The Martian Schoolgirls - Life In The 1980s/ Lonely Nights





Snappy dystopian punk-pop chugger from ex-101er Dan Kelleher

Label: Red Planet
Year of Release: 1979

If you were an avid John Peel listener in the eighties, chances are you'll have heard him begin his first show of 1980 with this self-released dose of DIY punk. "Life In The 1980s" forecast a bleak, bored, dystopian near-future, with lots of lyrical references to "depression zones" and starvation. 

While there's little doubt that the group were being slightly tongue-in-cheek, it was nonetheless not much of a New Year tonic - the late seventies had been a chaotic period for many in the UK, and there were those who thought worse was to come (and, depending on where they lived, they might not have been far wrong). "Life In The 1980s" was snappy and scrappy enough to punch the very worst possible scenarios across in its retro-futuristic lyrical style - you can almost imagine the ghost of Joe Meek giving an enthusiastic gold star to the group's sci-fi poetry.

The Martian Schoolgirls were a short-lived band formed by Dan Kelleher, who was originally bassist and backing vocalist alongside Joe Strummer in The 101'ers. When Joe sniffed a swift change in the zeitgeist and left to form The Clash, the band disintegrated and Kelleher initially moved on to The Derelicts, then finally this lot. While they were given some care and attention by Peel, and eventually picked up by Albion Records for one single in 1981 ("Motion") the group never quite rose above a fringe cult status. 

Listeners to John Peel's Festive Fifty were in for an unexpected surprise in 1989, though, when the DJ  made an announcement after playing The Sundays "Can't Be Sure" to explain that the listener John L Paines had written in asking him if he would consider finishing his final show of the eighties with this track.

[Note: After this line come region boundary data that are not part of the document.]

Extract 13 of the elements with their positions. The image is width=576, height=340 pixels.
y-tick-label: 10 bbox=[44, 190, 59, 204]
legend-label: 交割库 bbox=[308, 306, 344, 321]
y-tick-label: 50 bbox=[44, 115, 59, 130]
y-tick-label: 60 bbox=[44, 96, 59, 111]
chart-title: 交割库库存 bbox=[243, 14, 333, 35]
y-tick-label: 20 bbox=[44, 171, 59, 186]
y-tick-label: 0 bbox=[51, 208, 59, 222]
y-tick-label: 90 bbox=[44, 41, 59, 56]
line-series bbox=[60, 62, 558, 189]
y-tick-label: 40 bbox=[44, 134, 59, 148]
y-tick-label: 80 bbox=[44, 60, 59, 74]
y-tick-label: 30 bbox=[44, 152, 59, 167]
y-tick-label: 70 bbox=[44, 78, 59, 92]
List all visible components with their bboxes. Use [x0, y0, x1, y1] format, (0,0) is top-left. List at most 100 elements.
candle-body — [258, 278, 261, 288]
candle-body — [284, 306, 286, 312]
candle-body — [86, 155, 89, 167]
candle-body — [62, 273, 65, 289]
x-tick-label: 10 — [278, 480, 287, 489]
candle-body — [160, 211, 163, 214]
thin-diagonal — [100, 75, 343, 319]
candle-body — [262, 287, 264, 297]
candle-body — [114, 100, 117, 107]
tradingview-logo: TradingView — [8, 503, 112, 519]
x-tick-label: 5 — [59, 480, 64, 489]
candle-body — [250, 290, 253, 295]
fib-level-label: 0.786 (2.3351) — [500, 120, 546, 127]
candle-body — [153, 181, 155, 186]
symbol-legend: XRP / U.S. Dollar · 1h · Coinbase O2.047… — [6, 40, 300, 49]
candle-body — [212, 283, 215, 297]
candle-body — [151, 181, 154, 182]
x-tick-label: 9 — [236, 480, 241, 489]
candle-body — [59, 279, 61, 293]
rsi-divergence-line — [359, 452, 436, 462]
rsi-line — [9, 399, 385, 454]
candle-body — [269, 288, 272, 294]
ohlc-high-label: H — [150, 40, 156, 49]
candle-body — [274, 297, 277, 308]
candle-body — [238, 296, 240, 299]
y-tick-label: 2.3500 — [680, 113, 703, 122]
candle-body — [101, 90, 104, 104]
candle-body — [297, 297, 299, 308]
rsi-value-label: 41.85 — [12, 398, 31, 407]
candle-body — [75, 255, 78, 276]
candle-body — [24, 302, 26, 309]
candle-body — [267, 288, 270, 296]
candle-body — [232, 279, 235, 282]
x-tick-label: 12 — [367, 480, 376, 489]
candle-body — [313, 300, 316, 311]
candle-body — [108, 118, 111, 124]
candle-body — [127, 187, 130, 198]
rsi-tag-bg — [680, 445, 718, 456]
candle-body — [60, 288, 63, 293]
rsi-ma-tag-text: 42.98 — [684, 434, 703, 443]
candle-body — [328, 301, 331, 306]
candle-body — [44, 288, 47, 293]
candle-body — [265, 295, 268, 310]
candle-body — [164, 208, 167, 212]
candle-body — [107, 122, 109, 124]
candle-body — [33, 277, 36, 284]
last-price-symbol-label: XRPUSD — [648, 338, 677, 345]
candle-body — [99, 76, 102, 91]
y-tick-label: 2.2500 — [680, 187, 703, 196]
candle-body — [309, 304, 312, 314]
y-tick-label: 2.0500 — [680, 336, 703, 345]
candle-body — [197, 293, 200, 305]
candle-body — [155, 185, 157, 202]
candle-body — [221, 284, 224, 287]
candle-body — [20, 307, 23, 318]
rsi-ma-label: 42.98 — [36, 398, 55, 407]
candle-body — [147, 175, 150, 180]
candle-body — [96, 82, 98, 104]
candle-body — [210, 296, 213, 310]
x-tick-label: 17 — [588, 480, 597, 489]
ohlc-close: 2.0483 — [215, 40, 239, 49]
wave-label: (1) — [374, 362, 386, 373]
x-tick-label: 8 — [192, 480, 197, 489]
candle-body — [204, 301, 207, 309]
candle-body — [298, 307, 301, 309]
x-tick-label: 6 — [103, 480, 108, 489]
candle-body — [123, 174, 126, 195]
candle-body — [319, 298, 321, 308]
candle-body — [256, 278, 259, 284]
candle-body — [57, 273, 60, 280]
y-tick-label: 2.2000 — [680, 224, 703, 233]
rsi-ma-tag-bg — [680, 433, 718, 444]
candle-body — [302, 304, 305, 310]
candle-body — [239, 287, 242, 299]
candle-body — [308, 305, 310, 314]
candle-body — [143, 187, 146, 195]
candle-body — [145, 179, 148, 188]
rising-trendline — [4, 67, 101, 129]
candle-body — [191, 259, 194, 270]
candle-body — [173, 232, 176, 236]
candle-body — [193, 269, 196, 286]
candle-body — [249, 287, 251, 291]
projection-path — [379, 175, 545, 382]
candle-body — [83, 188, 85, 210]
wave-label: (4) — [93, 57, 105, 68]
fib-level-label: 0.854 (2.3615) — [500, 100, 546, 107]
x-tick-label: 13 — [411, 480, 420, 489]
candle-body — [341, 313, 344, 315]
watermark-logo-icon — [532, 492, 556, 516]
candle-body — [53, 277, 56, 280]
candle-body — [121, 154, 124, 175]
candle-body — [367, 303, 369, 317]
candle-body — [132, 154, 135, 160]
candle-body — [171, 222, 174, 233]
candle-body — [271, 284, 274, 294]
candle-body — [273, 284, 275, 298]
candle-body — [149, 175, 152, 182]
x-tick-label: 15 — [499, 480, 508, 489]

Peel duly obliged, and listeners were treated to its charms all over again.

After the track finished, Peel could be heard to ask "Whatever happened to them?". Had he dug deep enough in his record pile, he might have found a more recent one-off effort from them entitled "Life In The 1990s" - apparently a much more synthesiser dominated track I must admit I've never heard. That really was their last hurrah, though, presumably created for sentimental reasons, and when the nineties also came to a conclusion, anyone expecting another prophetic utterance from Kellher and his buddies will have found themselves disappointed.